POLE POLITIK di MARCO BRUNACCI | Barberini: «Più risparmi, più soldi per la buona assistenza». E vara il suo piano di riforma per i 13 punti della regione. Poi toccherà a centri di formazione, rete ospedaliera e di nuovo ai punti nascita. Allacciarsi le cinture

di Marco Brunacci

UMBRIA – Sanità, guerra agli sprechi, fase due. Tocca ai laboratori. Settore nevralgico, anche per la spesa. In Emilia Romagna, per un milione e duecento mila cittadini ne basta uno. In Umbria indovinate quanti sono i laboratori di analisi sul territorio? Tredici (13). Per 900 mila abitanti.E guai a toccarne uno. C’è sempre un consigliere regionale che prende ogni intervento sacrosanto di razionalizzazione come un’offesa al suo campanile di riferimento. E si mette a fare sciocco ostruzionismo, contro l’interesse generale.

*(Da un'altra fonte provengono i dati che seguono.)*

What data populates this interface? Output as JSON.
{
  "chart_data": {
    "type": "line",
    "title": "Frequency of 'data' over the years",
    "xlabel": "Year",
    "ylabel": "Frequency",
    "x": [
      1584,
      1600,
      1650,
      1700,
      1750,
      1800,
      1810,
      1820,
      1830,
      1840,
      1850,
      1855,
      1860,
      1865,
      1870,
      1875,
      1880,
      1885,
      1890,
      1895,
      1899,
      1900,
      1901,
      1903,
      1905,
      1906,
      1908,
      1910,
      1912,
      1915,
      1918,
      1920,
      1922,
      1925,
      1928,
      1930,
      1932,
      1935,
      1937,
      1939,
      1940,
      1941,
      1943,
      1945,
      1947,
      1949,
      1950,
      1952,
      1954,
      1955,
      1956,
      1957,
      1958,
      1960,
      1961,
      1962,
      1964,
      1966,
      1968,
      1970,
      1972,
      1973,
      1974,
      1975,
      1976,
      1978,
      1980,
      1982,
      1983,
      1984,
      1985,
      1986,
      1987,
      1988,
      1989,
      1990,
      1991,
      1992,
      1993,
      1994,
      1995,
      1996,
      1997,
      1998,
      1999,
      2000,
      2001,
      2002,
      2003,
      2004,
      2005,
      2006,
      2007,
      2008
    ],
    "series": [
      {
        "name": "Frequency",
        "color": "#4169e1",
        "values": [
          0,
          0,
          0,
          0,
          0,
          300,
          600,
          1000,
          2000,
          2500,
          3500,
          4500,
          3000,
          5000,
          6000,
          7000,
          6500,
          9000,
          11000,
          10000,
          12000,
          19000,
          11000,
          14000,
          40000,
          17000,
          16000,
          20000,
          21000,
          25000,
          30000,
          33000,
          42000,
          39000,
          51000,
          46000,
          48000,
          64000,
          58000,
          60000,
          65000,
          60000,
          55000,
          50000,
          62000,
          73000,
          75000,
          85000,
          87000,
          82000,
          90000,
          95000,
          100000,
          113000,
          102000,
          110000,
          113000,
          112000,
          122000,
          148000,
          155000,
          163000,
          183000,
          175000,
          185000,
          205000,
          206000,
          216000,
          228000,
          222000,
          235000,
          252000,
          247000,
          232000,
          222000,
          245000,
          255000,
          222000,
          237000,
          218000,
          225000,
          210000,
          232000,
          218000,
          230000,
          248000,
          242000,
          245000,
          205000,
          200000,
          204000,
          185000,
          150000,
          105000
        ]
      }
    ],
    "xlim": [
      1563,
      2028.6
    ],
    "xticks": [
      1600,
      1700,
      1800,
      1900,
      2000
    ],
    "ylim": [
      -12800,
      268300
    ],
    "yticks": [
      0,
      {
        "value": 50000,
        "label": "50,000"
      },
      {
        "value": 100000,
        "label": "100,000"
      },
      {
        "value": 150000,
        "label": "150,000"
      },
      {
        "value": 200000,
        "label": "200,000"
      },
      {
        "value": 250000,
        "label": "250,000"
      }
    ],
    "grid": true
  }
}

La prima riforma della seconda fase voluta dall’assessore regionale alla sanità, Barberini, per altro parte lenta per evitare problemi all’organizzazione e per farla digerire a un apparato che, in qualche segmento almeno, mostra la sua ritrosia alle innovazioni, che pure hanno ricadute positive sul sistema e per tutti i cittadini umbri. E allora: si terranno aperti i centri di prelievo ma l’elaborazione delle analisi verrà concentrata su Perugia e su Terni per il livello più complesso, su Città di Castello e Foligno per un livello meno impegnativo.

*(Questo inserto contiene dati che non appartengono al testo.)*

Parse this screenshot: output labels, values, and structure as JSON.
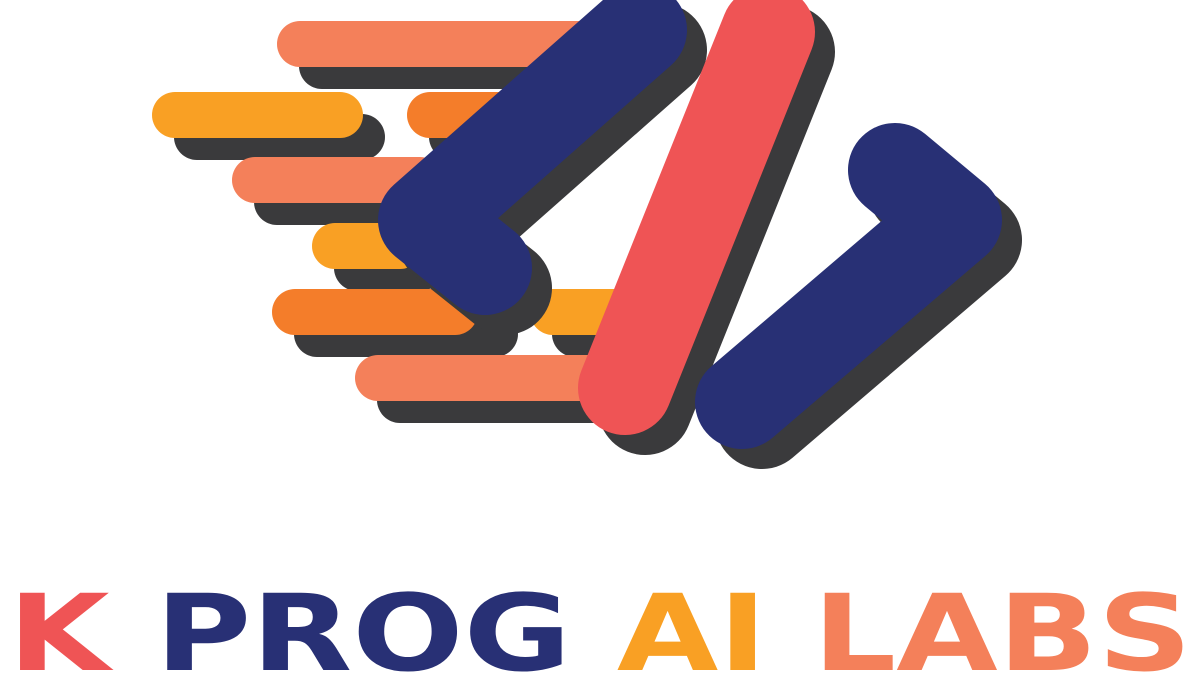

I soldi che si risparmiano vengono riutilizzati nel circolo virtuoso che si innesta ogni qual volta si razionalizza in sanità con successo: quindi meno soldi per i doppioni, meno per il personale usato male, più investimenti in tecnologie per i malati oncologici o per settori in sofferenza o per la ricerca più avanzata o per l’eccellenza. La nuova rete dei laboratori, nonostante qualche schioppo che ancora spara, sta prendendo forma. In un anno al massimo sarà tutto operativo, secondo il nuovo schema. Una bel risparmio, una notevole razionalizzazione. Ma la furia riformatrice dell’assessore Barberini non può certo fermarsi qui.

Quando sarà il momento si vedrà che cosa intende fare nella partita dei direttori generali, ma fin da subito si possono vedere le sue intenzioni sulla formazione unica (invece di 4, una per azienda), sugli interventi ancora necessari per risparmiare sulla rete ospedaliera e perchè, su quel che resta da fare ancora in quanto a chiusura di punti nascita che non hanno i numeri per rientrare negli standard internazionali. Poche settimane e si vedrà se si sta vincendo la perenne guerra agli sprechi.